Nice boat you got there gwaud! Where abouts do you put in?

5# and 6# blues are my kind of fun! Did you troll or chum these bad boyz up?


----------



## gwaud (Apr 14, 2003)

i have a slip on kent island. trolling is the name of the game right now. blues are south of the bridge and the stripers are north.


----------



## cygnus-x1 (Oct 12, 2005)

if you need a ho during the weekdays I could swing it with enough lead time  

Would love to learn.


----------



## gwaud (Apr 14, 2003)

sure. let me know how much lead time you need and we can work something out.


----------



## John81 (Apr 24, 2007)

gwaud said:


> It was great having you abord my second home. We will have to try for those stripers when the water cools in late september. until then it will be all bluefish in my area until the spanish arrives next month.
> 
> That evening was fantastic. We went out and the water was really choppy 2-4ft and 15-20kt blow, but the bottom feeders bit like crazy. lots of doubles and plent of croaker to 18".

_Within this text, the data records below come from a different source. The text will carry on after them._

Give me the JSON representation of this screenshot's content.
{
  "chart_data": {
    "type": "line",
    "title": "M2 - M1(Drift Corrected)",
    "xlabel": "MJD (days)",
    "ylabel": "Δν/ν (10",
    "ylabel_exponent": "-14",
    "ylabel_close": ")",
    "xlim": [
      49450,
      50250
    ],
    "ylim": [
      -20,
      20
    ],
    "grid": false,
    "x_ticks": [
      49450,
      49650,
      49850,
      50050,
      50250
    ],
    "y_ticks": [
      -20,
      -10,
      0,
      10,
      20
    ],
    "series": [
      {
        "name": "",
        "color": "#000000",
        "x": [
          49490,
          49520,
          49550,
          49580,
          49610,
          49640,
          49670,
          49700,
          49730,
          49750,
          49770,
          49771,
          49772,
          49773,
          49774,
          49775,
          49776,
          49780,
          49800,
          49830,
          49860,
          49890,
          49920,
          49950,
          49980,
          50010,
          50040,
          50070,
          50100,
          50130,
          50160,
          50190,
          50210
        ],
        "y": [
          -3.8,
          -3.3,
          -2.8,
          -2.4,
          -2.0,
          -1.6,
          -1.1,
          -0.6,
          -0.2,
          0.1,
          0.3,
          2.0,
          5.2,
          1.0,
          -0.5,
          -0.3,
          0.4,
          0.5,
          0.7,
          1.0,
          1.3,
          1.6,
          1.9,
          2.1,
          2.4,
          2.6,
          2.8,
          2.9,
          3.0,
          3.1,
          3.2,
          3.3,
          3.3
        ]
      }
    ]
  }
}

thats great to hear the bluefish was still fun


----------



## bwoodhouse (Oct 13, 2003)

*gwaud*

where at kent island - what size is yer boat? i slip at fairwinds on the magothy and have considered moving it across to KI since i spend so much time in the Chester, under the bridge and in E-Bay


----------



## gwaud (Apr 14, 2003)

i'm at kentmorr. my boat is a 30 trojan express. when are you going out again.


----------



## AtlantaKing (Jul 7, 2002)

gwaud, if you need a short notice ho on the weekends, I'm your man. Have gear, will fish, lacks boat. :redface: 

bwoodhouse, glad to see you're still posting. Haven't heard from ya in a while...thought your wife had you chained up in the basement  When we going to hit up AI again?


----------